After seizure of power by the National Socialists in 1933, Silberberg lost all of his public offices. In 1935, he was forced to sell his home and to part with the majority of his over 200-piece collection of art. The works in his collection were consigned to the Graupe auction house in Berlin, where they were gradually auctioned off – among them, the painting Refreshment by Hans von Marées on 23 March 1935. In October 1941, Max Silberberg and his wife Johanna were sent to a collection point at Kloster Grüssau, where they remained until May 1942 when they were deported to the concentration camp in Theresienstadt. They were later murdered at Auschwitz. The painting Refreshment was eventually purchased by Rose and Friedrich Klein, who donated it to Museum Wiesbaden in 1980.

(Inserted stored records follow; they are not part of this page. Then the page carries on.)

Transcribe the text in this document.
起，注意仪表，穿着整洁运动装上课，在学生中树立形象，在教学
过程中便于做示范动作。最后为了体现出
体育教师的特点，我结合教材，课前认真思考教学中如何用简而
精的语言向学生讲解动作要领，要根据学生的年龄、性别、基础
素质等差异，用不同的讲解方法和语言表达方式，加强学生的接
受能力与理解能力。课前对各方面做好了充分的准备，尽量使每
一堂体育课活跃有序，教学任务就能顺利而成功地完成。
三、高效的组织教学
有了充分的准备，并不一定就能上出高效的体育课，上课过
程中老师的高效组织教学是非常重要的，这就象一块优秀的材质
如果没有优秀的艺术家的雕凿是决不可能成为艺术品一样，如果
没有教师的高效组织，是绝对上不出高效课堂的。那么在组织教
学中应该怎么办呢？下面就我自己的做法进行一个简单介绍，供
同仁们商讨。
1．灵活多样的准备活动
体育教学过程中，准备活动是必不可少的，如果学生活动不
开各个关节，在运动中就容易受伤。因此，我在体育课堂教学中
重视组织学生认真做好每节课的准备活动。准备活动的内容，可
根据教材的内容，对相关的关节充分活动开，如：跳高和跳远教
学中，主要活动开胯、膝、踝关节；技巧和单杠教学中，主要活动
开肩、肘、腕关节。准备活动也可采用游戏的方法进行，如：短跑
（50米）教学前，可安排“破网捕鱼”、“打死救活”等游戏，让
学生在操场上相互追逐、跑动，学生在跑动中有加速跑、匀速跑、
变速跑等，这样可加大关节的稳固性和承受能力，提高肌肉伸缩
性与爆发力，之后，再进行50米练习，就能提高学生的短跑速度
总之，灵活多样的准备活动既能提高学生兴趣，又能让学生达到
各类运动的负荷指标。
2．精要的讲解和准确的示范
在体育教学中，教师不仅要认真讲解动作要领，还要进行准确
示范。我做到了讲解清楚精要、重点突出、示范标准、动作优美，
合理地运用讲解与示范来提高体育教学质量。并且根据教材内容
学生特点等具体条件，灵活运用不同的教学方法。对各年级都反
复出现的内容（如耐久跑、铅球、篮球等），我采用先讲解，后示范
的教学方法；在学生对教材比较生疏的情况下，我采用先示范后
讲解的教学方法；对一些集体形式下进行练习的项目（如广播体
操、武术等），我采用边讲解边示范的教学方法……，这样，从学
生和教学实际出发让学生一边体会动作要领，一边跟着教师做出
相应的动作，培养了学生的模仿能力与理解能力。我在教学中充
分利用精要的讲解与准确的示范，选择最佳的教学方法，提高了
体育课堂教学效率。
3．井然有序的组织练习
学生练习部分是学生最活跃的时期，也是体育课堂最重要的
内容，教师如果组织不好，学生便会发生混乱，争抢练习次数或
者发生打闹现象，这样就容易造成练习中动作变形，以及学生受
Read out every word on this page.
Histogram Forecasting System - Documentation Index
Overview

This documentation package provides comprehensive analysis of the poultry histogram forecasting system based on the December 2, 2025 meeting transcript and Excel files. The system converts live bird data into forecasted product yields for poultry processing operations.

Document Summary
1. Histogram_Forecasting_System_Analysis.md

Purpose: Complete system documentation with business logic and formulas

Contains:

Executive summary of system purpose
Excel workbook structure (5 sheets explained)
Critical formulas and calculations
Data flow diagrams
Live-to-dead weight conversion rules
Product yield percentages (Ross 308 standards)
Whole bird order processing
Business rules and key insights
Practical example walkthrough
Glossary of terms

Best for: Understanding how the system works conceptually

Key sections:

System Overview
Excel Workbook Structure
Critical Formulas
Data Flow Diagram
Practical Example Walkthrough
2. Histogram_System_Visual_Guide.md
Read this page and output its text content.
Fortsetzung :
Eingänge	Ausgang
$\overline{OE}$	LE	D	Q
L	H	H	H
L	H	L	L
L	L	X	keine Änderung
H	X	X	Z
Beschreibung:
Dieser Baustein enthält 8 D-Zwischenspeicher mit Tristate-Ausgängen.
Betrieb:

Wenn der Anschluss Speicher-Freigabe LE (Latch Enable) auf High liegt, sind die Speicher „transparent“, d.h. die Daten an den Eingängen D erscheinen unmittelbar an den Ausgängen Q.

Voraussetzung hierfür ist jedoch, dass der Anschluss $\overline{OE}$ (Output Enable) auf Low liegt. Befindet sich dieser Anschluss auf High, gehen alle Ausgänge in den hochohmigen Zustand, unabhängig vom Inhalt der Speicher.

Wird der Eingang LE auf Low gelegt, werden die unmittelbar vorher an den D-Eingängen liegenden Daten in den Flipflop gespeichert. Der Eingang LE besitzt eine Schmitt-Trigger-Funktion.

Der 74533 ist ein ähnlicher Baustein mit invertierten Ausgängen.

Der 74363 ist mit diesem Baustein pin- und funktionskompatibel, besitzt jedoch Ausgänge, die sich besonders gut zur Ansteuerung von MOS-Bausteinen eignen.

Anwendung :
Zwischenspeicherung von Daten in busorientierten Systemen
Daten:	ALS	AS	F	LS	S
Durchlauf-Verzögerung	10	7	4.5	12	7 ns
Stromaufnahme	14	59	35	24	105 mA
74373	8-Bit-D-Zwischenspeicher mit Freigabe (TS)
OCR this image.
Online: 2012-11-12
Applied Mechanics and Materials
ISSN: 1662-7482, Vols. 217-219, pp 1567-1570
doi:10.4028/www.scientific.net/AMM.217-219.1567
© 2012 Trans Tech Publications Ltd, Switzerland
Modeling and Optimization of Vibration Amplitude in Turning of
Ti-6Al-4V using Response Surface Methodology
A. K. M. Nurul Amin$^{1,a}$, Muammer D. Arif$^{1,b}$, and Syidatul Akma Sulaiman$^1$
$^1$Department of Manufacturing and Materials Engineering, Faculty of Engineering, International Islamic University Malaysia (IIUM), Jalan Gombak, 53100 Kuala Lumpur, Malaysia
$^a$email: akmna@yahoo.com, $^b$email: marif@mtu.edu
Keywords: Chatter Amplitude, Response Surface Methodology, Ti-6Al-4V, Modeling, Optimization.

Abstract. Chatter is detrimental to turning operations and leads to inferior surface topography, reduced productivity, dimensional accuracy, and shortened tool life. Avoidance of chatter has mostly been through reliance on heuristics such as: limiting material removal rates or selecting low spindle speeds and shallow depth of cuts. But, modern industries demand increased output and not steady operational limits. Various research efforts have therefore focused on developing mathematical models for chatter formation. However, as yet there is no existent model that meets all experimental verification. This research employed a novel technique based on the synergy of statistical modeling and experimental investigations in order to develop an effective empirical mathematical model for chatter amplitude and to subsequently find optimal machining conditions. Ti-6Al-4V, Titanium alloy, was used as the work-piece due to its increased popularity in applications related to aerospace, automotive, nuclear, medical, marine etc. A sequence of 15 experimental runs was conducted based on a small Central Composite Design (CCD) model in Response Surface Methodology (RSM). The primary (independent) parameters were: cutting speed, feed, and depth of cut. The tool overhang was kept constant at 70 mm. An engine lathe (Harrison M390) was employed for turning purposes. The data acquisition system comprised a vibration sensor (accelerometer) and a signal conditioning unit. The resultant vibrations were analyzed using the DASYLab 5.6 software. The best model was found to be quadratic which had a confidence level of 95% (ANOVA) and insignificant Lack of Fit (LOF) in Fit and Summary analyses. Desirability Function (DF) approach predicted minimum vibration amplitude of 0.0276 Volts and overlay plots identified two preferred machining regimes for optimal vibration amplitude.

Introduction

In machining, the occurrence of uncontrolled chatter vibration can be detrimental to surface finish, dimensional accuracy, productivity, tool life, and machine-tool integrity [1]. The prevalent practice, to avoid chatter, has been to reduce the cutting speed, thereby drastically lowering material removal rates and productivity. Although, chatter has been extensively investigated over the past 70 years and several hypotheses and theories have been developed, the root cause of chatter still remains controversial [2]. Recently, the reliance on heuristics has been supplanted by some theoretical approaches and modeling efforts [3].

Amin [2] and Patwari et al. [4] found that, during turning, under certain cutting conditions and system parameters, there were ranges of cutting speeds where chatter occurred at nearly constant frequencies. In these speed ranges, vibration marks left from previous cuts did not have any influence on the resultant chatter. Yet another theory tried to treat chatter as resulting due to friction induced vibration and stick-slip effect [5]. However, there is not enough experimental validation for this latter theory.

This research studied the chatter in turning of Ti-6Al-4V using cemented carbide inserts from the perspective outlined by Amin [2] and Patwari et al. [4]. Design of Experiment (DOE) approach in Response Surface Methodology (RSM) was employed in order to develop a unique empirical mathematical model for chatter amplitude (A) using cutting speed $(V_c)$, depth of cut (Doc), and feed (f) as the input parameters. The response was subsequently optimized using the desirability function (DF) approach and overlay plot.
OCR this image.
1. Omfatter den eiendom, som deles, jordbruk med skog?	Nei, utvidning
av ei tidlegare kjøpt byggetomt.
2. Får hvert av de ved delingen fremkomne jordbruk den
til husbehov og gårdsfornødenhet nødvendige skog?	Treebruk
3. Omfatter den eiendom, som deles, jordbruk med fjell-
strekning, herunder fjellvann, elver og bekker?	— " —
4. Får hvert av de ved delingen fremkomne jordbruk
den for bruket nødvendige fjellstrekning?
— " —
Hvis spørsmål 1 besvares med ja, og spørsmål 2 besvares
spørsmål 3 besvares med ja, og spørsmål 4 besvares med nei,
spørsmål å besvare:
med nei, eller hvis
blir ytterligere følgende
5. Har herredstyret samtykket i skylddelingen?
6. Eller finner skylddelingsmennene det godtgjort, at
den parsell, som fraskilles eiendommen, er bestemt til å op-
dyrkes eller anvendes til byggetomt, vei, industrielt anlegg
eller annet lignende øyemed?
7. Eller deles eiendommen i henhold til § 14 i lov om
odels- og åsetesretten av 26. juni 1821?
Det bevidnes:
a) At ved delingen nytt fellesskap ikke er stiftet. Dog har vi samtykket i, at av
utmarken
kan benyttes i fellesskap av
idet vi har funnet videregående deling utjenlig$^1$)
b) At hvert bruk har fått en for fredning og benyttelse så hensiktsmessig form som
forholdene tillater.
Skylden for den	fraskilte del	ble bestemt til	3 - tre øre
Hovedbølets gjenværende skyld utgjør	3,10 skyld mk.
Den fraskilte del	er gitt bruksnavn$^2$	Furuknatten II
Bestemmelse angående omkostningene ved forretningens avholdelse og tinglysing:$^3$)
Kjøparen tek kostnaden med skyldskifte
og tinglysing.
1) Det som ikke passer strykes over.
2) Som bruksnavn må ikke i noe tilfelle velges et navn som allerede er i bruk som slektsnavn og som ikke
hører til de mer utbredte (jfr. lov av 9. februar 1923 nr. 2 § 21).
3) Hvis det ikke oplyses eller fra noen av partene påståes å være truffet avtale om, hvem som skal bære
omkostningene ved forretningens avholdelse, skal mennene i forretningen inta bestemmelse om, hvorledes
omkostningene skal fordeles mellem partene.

From now on, all information about the provenance of Hans von Marées’ painting – its origins from the Max Silberberg collection, its donation by the Klein family, the restitution and repurchase from Silberberg’s heirs – will be referenced in Museum Wiesbaden.
On 7 November 2014, Boris Rhein, Minister of Arts and Sciences, ceremoniously turned the painting, which had been hung to show only the backside, around, a symbolic act announcing that adequate funds had been collected to enable the museum’s official repurchase of the painting for its collections. The purchase was enabled by the support of the Cultural Foundation of the German Federal States, the Friends of Museum Wiesbaden, the Cultural Foundation of Hesse and the citizens of Wiesbaden through their donations in the scope of our “Turn it Around, Wiesbaden!” campaign.
Campaign sponsor, minister of arts and science Boris Rhein, spoke on the occasion, saying, “The campaign draws attention to the injustices of the National Socialist era. I wanted to serve as sponsor because I feel it is our responsibility to right these wrongs. It is the only way we can make clear that we will not forget all that took place under National Socialist rule. It is our goal to actively confront the injustices of that era, for example, by conducting provenance research on the collections of our state museums.”
Dr. Alexander Klar, Director of Museum Wiesbaden, was pleased that the campaign’s unique character received attention far beyond the boundaries of the city, remarking, “The initiative even made it into the international media spotlight. That’s a unique opportunity for our project, as well as a serious responsibility.”